Природность, чувственность человека отражалась во всей театральной среде спектаклей. Она вещественна по-своему, по-театральному. В каждой постановке жила своя собственная предметность, элементы ее были взяты из жизни, но играли театральные «роли» — жестяные ведра, глыба настоящего льда, деревянные ладьи, веревки, бутылочки из-под духов, спортивные снаряды, веревки, кожаные ремни, табачный дым. На сцене приходили во взаимодействие разные фактуры, воплощающие «жизнь человеческого духа», вещность у Някрошюса всегда была метафорична.
Музыкальность этого театра — слышима и зрима. Действие было организовано своими сложными рифмами и разнообразием типов театральных «фраз» «абзацев» и «глав». Повторялись тупо-тормозящие, обрывающиеся фортепианные вариации и раздавались шумы из другого мира, звуковой фон непрерывно подпитывал действие, перемещал его в другую логику, придавал ему нереальное измерение.

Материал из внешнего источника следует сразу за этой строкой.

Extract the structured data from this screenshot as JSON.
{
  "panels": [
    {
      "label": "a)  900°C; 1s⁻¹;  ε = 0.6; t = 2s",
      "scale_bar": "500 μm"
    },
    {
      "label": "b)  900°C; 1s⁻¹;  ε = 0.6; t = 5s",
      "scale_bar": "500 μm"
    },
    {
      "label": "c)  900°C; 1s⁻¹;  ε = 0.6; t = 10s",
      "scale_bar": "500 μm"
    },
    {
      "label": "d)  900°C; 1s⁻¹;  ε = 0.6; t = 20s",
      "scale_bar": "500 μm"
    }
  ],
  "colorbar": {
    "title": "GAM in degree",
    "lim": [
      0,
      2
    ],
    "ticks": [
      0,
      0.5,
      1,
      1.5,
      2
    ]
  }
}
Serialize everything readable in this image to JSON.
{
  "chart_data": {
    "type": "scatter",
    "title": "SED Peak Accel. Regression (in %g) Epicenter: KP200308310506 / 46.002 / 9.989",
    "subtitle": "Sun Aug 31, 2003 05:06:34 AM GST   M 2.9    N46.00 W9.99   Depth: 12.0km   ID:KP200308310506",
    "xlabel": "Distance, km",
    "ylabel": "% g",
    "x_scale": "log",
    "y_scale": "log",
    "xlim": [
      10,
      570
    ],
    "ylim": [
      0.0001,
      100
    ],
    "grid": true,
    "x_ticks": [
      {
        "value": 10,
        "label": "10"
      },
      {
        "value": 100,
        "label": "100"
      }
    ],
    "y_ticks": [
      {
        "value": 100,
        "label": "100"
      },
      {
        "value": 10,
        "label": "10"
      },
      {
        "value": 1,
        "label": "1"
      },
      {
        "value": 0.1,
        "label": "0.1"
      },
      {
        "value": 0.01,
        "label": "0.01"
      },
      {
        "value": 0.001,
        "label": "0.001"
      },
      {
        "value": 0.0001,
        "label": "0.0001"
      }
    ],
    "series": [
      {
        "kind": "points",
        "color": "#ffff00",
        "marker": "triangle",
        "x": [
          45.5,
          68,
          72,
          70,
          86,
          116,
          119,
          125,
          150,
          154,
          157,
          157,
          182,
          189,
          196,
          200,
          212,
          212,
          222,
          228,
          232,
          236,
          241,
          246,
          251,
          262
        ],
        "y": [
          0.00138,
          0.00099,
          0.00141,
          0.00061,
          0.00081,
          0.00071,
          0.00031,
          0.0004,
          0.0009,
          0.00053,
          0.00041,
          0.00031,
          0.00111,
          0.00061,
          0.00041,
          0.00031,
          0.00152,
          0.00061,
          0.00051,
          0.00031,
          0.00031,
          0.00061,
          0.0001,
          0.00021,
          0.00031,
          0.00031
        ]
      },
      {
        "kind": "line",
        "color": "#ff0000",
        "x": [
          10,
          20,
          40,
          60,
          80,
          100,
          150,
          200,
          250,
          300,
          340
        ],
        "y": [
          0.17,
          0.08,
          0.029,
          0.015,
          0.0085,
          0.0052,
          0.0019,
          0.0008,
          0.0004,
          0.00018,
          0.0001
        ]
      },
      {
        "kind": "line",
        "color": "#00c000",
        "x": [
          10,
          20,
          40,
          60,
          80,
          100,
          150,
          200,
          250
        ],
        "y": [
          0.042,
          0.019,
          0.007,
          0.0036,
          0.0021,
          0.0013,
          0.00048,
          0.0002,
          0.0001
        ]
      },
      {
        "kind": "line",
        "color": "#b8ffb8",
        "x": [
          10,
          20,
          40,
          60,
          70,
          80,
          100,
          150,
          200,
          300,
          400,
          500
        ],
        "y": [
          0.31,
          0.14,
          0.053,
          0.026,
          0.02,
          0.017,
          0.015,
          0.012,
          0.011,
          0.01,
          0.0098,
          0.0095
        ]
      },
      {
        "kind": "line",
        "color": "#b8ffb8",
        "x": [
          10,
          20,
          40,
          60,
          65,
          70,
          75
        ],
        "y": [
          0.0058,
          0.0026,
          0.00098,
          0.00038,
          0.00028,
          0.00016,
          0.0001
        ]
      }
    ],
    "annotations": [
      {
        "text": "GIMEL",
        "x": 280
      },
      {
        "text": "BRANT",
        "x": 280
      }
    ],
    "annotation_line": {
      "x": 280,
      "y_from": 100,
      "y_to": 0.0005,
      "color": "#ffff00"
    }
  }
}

Театр Някрошюса был устроен совершенно оригинально и очень умно, он принадлежит большой истории театральных идей. Тут можно увидеть воочию развитие сложных форм режиссуры. Вот монодрама, о которой мечтали символисты — мир героя раскрывается всеми элементами действия в пространстве и времени спектакля, вот юнговские архетипы, вот карнавальность, вот трагедия, которая как цельный жанр исчезла из театра ХХ века и возвращается в необыкновенном, нестандартном обличье. В мире написаны сотни страниц исследований о Някрошюсе в этом роде. Но они ничего не объясняют! Невозможно объяснить увлекательность его театра. Он сам никогда ничего не растолковывал. Или так, междометиями. Вначале, в Каунасе была сотрудница литературной части, которая на встречах с критиками, начальством и прочей общественностью должна была удобоваримо излагать идеи его театра. А Някрошюс сидел рядом. Если бы вы только видели КАК в это время он молчал…
Теперь нам осталось его молчание навсегда. Но и измененная им навсегда суть театра. И измененные мы.
Спасибо, дорогой коллега, что так помянули и нам дали минутку, чтобы так помянуть. Талантливые спектакли рождают талантливых критиков. Единственное, думаю, что пора уже вместо «юнговских архетипов» говорить » някрошюсовские архетипы».
И правда — почему все сильные впечатления, что случались после, перекрыл этот взрыв конца 80-х?
Как материк среди островов, Някрошюс открывал нам себя постепенно — от октября к октябрю, с неуклонностью природного цикла. Эта разрастающаяся земля имела безусловность реального мира — и свою физику. Теперь, кажется, она дана нам не в законах Ньютона, но в някрошюсовских перепадах жара и стужи, тектонике, натяжениях. Счастье дышать свободно в мощных берегах его замыслов сравнить не с чем. Такое не забывается — и никуда не уходит.
Какой был спектакль «Квадрат»! Помню, вышли тогда из Дома актера … и не могли, вот просто так, сесть на троллейбус и ехать домой! Шли по Невскому, в потрясении… Это ли не настоящий театр?